If you’ve watched Dallas TV at any time since the 1970’s, you’ve probably seen Jerry Cadigan’s work. He worked at WFAA in its Production Department for 51 of its first 75 years, becoming the longest-tenured employee in the history of the station.
Jerry Cadigan said watching live coverage of the Kennedy assassination, he saw the network remote trucks and got hooked. After interning at WFAA in 1973 while studying at SMU, Cadigan formally joined the station’s staff on June 4 of that year. He’d never work full-time for another employer again.
Cadigan has held virtually every production position available at WFAA. It’s doubtful there was a major Dallas news story or large-scale WFAA production of the last five decades that Cadigan didn’t somehow touch.
He pushed for new technologies, including the film-to-tape conversion of the 1970s, editors and newsroom computers in the 1980s, the migration to digital equipment in the 1990s and high definition television in 2000s. Through Cadigan’s relentless efforts, WFAA became the first station in the United States to broadcast in high definition on a VHF signal.
Throughout Cadigan’s career, he worked closely with high school and college students, bringing them to WFAA for a bird’s eye view of production, news and more. He crossed department lines inside WFAA helping others, and even station lines helping colleagues at other Belo, then TEGNA, stations across Texas over the years.
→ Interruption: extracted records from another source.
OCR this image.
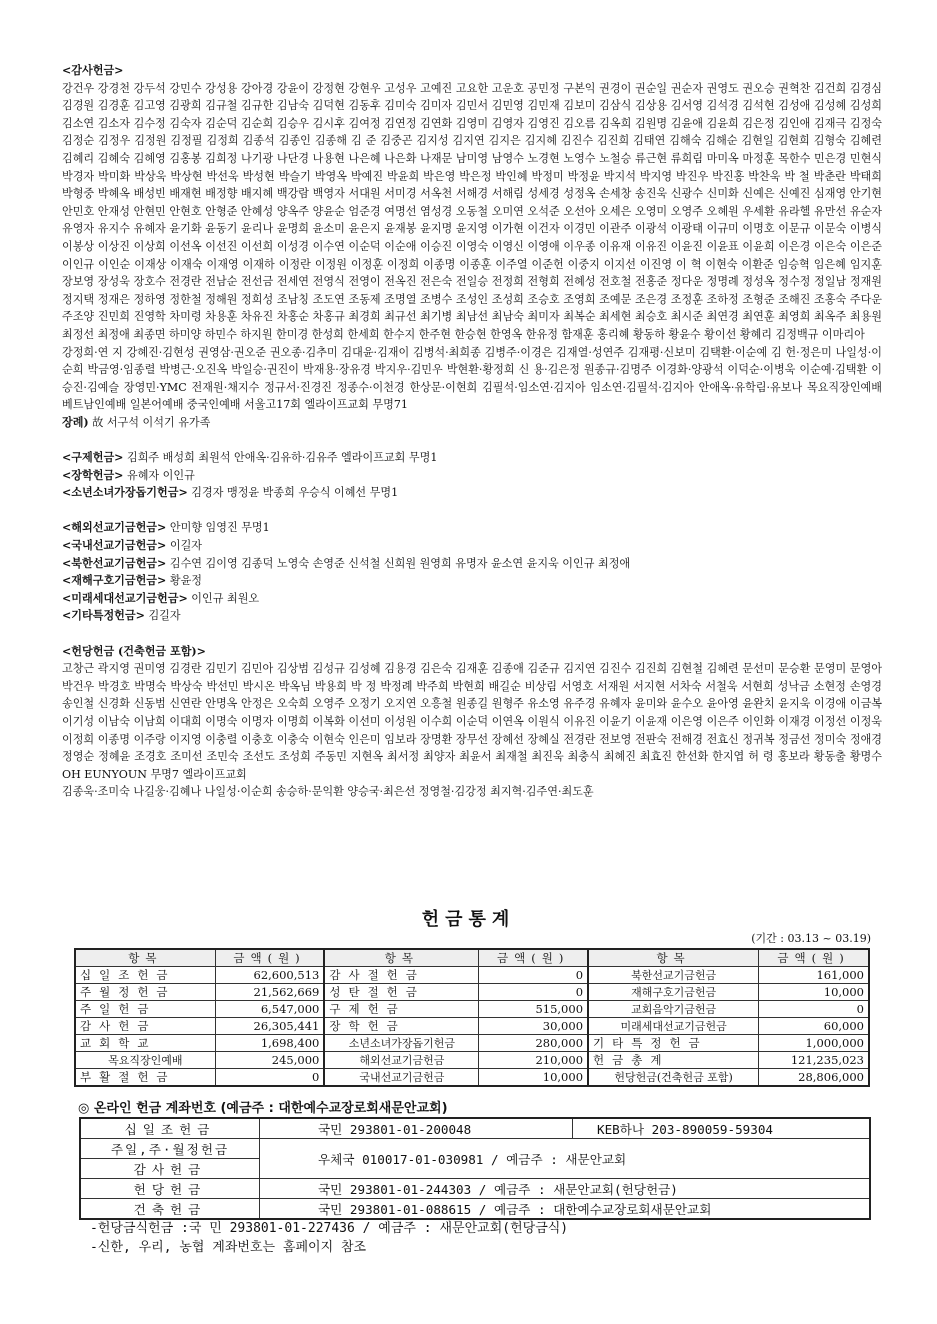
<감사헌금>

강건우 강경천 강두석 강민수 강성용 강아경 강윤이 강정현 강현우 고성우 고예진 고요한 고운호 공민정 구본익 권경이 권순일 권순자 권영도 권오승 권혁찬 김건희 김경심 김경원 김경훈 김고영 김광희 김규철 김규한 김남숙 김덕현 김동후 김미숙 김미자 김민서 김민영 김민재 김보미 김삼식 김상용 김서영 김석경 김석현 김성애 김성혜 김성희 김소연 김소자 김수정 김숙자 김순덕 김순희 김승우 김시후 김여정 김연정 김연화 김영미 김영자 김영진 김오름 김옥희 김원명 김윤애 김윤희 김은정 김인애 김재극 김정숙 김정순 김정우 김정원 김정필 김정희 김종석 김종인 김종해 김 준 김중곤 김지성 김지연 김지은 김지혜 김진수 김진희 김태연 김해숙 김해순 김현일 김현희 김형숙 김혜련 김혜리 김혜숙 김혜영 김홍봉 김희정 나기광 나단경 나용현 나은혜 나은화 나재문 남미영 남영수 노경현 노영수 노철승 류근현 류희림 마미옥 마정훈 목한수 민은경 민현식 박경자 박미화 박상욱 박상현 박선욱 박성현 박슬기 박영옥 박예진 박윤희 박은영 박은정 박인혜 박정미 박정윤 박지석 박지영 박진우 박진홍 박찬욱 박 철 박춘란 박태희 박형중 박혜옥 배성빈 배재현 배정향 배지혜 백강람 백영자 서대원 서미경 서옥천 서해경 서해림 성세경 성정옥 손세창 송진욱 신광수 신미화 신예은 신예진 심재영 안기현 안민호 안재성 안현민 안현호 안형준 안혜성 양옥주 양윤순 엄준경 여명선 염성경 오동철 오미연 오석준 오선아 오세은 오영미 오영주 오혜원 우세환 유라헬 유만선 유순자 유영자 유지수 유혜자 윤기화 윤동기 윤리나 윤명희 윤소미 윤은지 윤재봉 윤지명 윤지영 이가현 이건자 이경민 이관주 이광석 이광태 이규미 이명호 이문규 이문숙 이병식 이봉상 이상진 이상희 이선옥 이선진 이선희 이성경 이수연 이순덕 이순애 이승진 이영숙 이영신 이영애 이우종 이유재 이유진 이윤진 이윤표 이윤희 이은경 이은숙 이은준 이인규 이인순 이재상 이재숙 이재영 이재하 이정란 이정원 이정훈 이정희 이종명 이종훈 이주열 이준헌 이중지 이지선 이진영 이 혁 이현숙 이환준 임승혁 임은혜 임지훈 장보영 장성욱 장호수 전경란 전남순 전선금 전세연 전영식 전영이 전옥진 전은숙 전일승 전정희 전형희 전혜성 전호철 전홍준 정다운 정명례 정성옥 정수정 정일남 정재원 정지택 정재은 정하영 정한철 정해원 정희성 조남칭 조도연 조동제 조명열 조병수 조성인 조성희 조승호 조영희 조예문 조은경 조정훈 조하정 조형준 조해진 조홍숙 주다운 주조양 진민희 진영학 차미령 차용훈 차유진 차홍순 차홍규 최경희 최규선 최기병 최남선 최남숙 최미자 최복순 최세현 최승호 최시준 최연경 최연훈 최영희 최옥주 최용원 최정선 최정애 최종면 하미양 하민수 하지원 한미경 한성희 한세희 한수지 한주현 한승현 한영옥 한유정 함재훈 홍리혜 황동하 황윤수 황이선 황혜리 김정백규 이마리아

강정희·연 지 강혜진·김현성 권영삼·권오준 권오종·김추미 김대윤·김재이 김병석·최희종 김병주·이경은 김재열·성연주 김재평·신보미 김택환·이순예 김 헌·정은미 나일성·이순희 박금영·임종렬 박병근·오진옥 박일승·권진이 박재용·장유경 박지우·김민우 박현환·황정희 신 용·김은정 원종규·김명주 이경화·양광석 이덕순·이병욱 이순예·김택환 이승진·김예슬 장영민·YMC 전재원·채지수 정규서·진경진 정종수·이천경 한상문·이현희 김필석·임소연·김지아 임소연·김필석·김지아 안애옥·유학림·유보나 목요직장인예배 베트남인예배 일본어예배 중국인예배 서울고17회 엘라이프교회 무명71

장례) 故 서구석 이석기 유가족

<구제헌금> 김희주 배성희 최원석 안애옥·김유하·김유주 엘라이프교회 무명1

<장학헌금> 유혜자 이인규

<소년소녀가장돕기헌금> 김경자 맹정윤 박종희 우승식 이혜선 무명1

<해외선교기금헌금> 안미향 임영진 무명1

<국내선교기금헌금> 이길자

<북한선교기금헌금> 김수연 김이영 김종덕 노영숙 손영준 신석철 신희원 원영희 유명자 윤소연 윤지욱 이인규 최정애

<재해구호기금헌금> 황윤정

<미래세대선교기금헌금> 이인규 최원오

<기타특정헌금> 김길자

<헌당헌금 (건축헌금 포함)>

고창근 곽지영 권미영 김경란 김민기 김민아 김상범 김성규 김성혜 김용경 김은숙 김재훈 김종애 김준규 김지연 김진수 김진희 김현철 김혜련 문선미 문승환 문영미 문영아 박건우 박경호 박명숙 박상숙 박선민 박시온 박옥님 박용희 박 정 박정례 박주희 박현희 배길순 비상림 서영호 서재원 서지현 서차숙 서철욱 서현희 성낙금 소현정 손영경 송인철 신경화 신동범 신연란 안명옥 안정은 오숙희 오영주 오정기 오지연 오흥철 원종길 원형주 유소영 유주경 유혜자 윤미와 윤수오 윤아영 윤완치 윤지욱 이경애 이금복 이기성 이남숙 이남희 이대희 이명숙 이명자 이명희 이복화 이선미 이성원 이수희 이순덕 이연옥 이원식 이유진 이윤기 이윤재 이은영 이은주 이인화 이재경 이정선 이정욱 이정희 이종명 이주랑 이지영 이충렬 이충호 이충숙 이현숙 인은미 임보라 장명환 장무선 장혜선 장혜실 전경란 전보영 전판숙 전해경 전효신 정귀복 정금선 정미숙 정애경 정영순 정혜윤 조경호 조미선 조민숙 조선도 조성희 주동민 지현옥 최서정 최양자 최윤서 최재철 최진욱 최충식 최혜진 최효진 한선화 한지엽 허 령 홍보라 황동출 황명수 OH EUNYOUN 무명7 엘라이프교회

김종욱·조미숙 나길웅·김혜나 나일성·이순희 송승하·문익환 양승국·최은선 정영철·김강정 최지혁·김주연·최도훈

헌금통계
(기간 : 03.13 ~ 03.19)
항목	금액(원)	항목	금액(원)	항목	금액(원)
십일조헌금	62,600,513	감사절헌금	0	북한선교기금헌금	161,000
주월정헌금	21,562,669	성탄절헌금	0	재해구호기금헌금	10,000
주일헌금	6,547,000	구제헌금	515,000	교회음악기금헌금	0
감사헌금	26,305,441	장학헌금	30,000	미래세대선교기금헌금	60,000
교회학교	1,698,400	소년소녀가장돕기헌금	280,000	기타특정헌금	1,000,000
목요직장인예배	245,000	해외선교기금헌금	210,000	헌금총계	121,235,023
부활절헌금	0	국내선교기금헌금	10,000	헌당헌금(건축헌금 포함)	28,806,000
◎ 온라인 헌금 계좌번호 (예금주 : 대한예수교장로회새문안교회)
십일조헌금	국민 293801-01-200048	KEB하나 203-890059-59304
주일,주·월정헌금	우체국 010017-01-030981 / 예금주 : 새문안교회	
감사헌금		
헌당헌금	국민 293801-01-244303 / 예금주 : 새문안교회(헌당헌금)	
건축헌금	국민 293801-01-088615 / 예금주 : 대한예수교장로회새문안교회	
-헌당금식헌금 :국 민 293801-01-227436 / 예금주 : 새문안교회(헌당금식)
-신한, 우리, 농협 계좌번호는 홈페이지 참조
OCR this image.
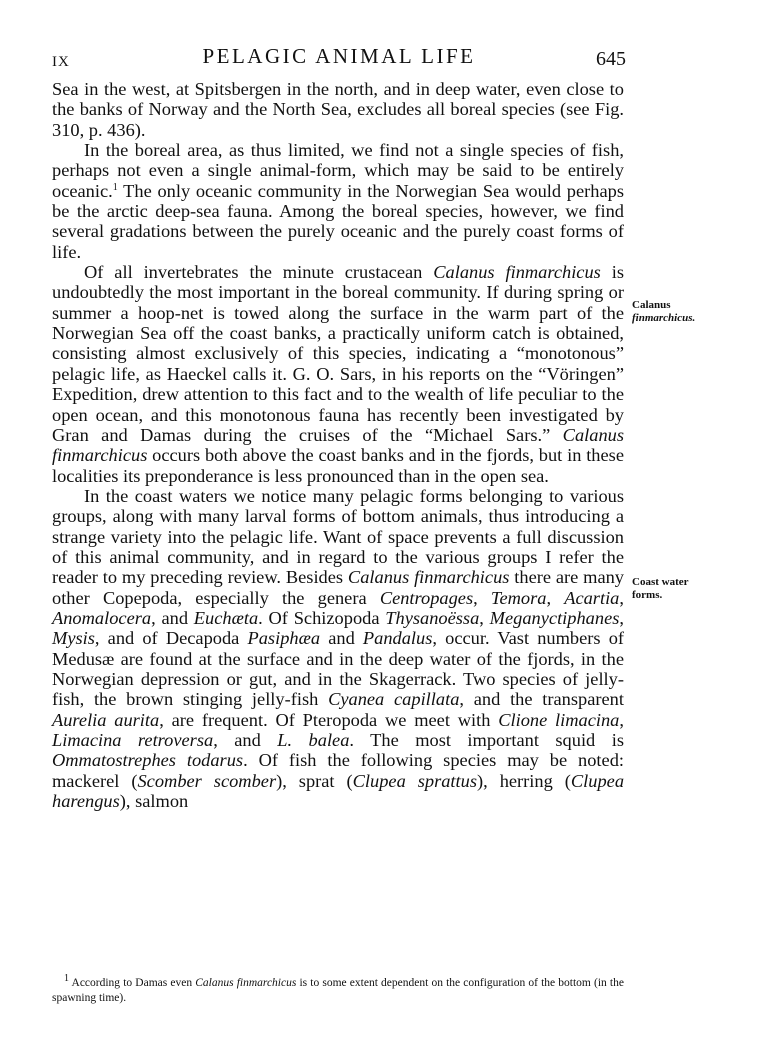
IX	PELAGIC ANIMAL LIFE	645

Sea in the west, at Spitsbergen in the north, and in deep water, even close to the banks of Norway and the North Sea, excludes all boreal species (see Fig. 310, p. 436).

In the boreal area, as thus limited, we find not a single species of fish, perhaps not even a single animal-form, which may be said to be entirely oceanic.$^1$ The only oceanic community in the Norwegian Sea would perhaps be the arctic deep-sea fauna. Among the boreal species, however, we find several gradations between the purely oceanic and the purely coast forms of life.

Of all invertebrates the minute crustacean Calanus finmarchicus is undoubtedly the most important in the boreal community. If during spring or summer a hoop-net is towed along the surface in the warm part of the Norwegian Sea off the coast banks, a practically uniform catch is obtained, consisting almost exclusively of this species, indicating a “monotonous” pelagic life, as Haeckel calls it. G. O. Sars, in his reports on the “Vöringen” Expedition, drew attention to this fact and to the wealth of life peculiar to the open ocean, and this monotonous fauna has recently been investigated by Gran and Damas during the cruises of the “Michael Sars.” Calanus finmarchicus occurs both above the coast banks and in the fjords, but in these localities its preponderance is less pronounced than in the open sea.

In the coast waters we notice many pelagic forms belonging to various groups, along with many larval forms of bottom animals, thus introducing a strange variety into the pelagic life. Want of space prevents a full discussion of this animal community, and in regard to the various groups I refer the reader to my preceding review. Besides Calanus finmarchicus there are many other Copepoda, especially the genera Centropages, Temora, Acartia, Anomalocera, and Euchæta. Of Schizopoda Thysanoëssa, Meganyctiphanes, Mysis, and of Decapoda Pasiphæa and Pandalus, occur. Vast numbers of Medusæ are found at the surface and in the deep water of the fjords, in the Norwegian depression or gut, and in the Skagerrack. Two species of jelly-fish, the brown stinging jelly-fish Cyanea capillata, and the transparent Aurelia aurita, are frequent. Of Pteropoda we meet with Clione limacina, Limacina retroversa, and L. balea. The most important squid is Ommatostrephes todarus. Of fish the following species may be noted: mackerel (Scomber scomber), sprat (Clupea sprattus), herring (Clupea harengus), salmon

Calanus
finmarchicus.
Coast water
forms.

$^1$ According to Damas even Calanus finmarchicus is to some extent dependent on the configuration of the bottom (in the spawning time).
During his tenure, Cadigan has been honored for his contributions in news, programming and individual craft with national and regional Edward R. Murrow Awards, PROMAX and BDA recognitions, Heartland and Lone Star Chapter Emmys. He was recognized with his final Lone Star EMMY Award for his work on the Texas Rangers’ World Series parade in August 2024.
Jerry Cadigan worked at WFAA right up until the end, when he died unexpectedly in July 2024. A Dallas institution, he is sorely missed by colleagues who call him the “Soul of the Station.” But as much as Jerry loved WFAA, his greatest loves are his wife Caton, late son Trevor, daughter Kathleen and his grandsons who knew him simply as their beloved “Jer-Bear.”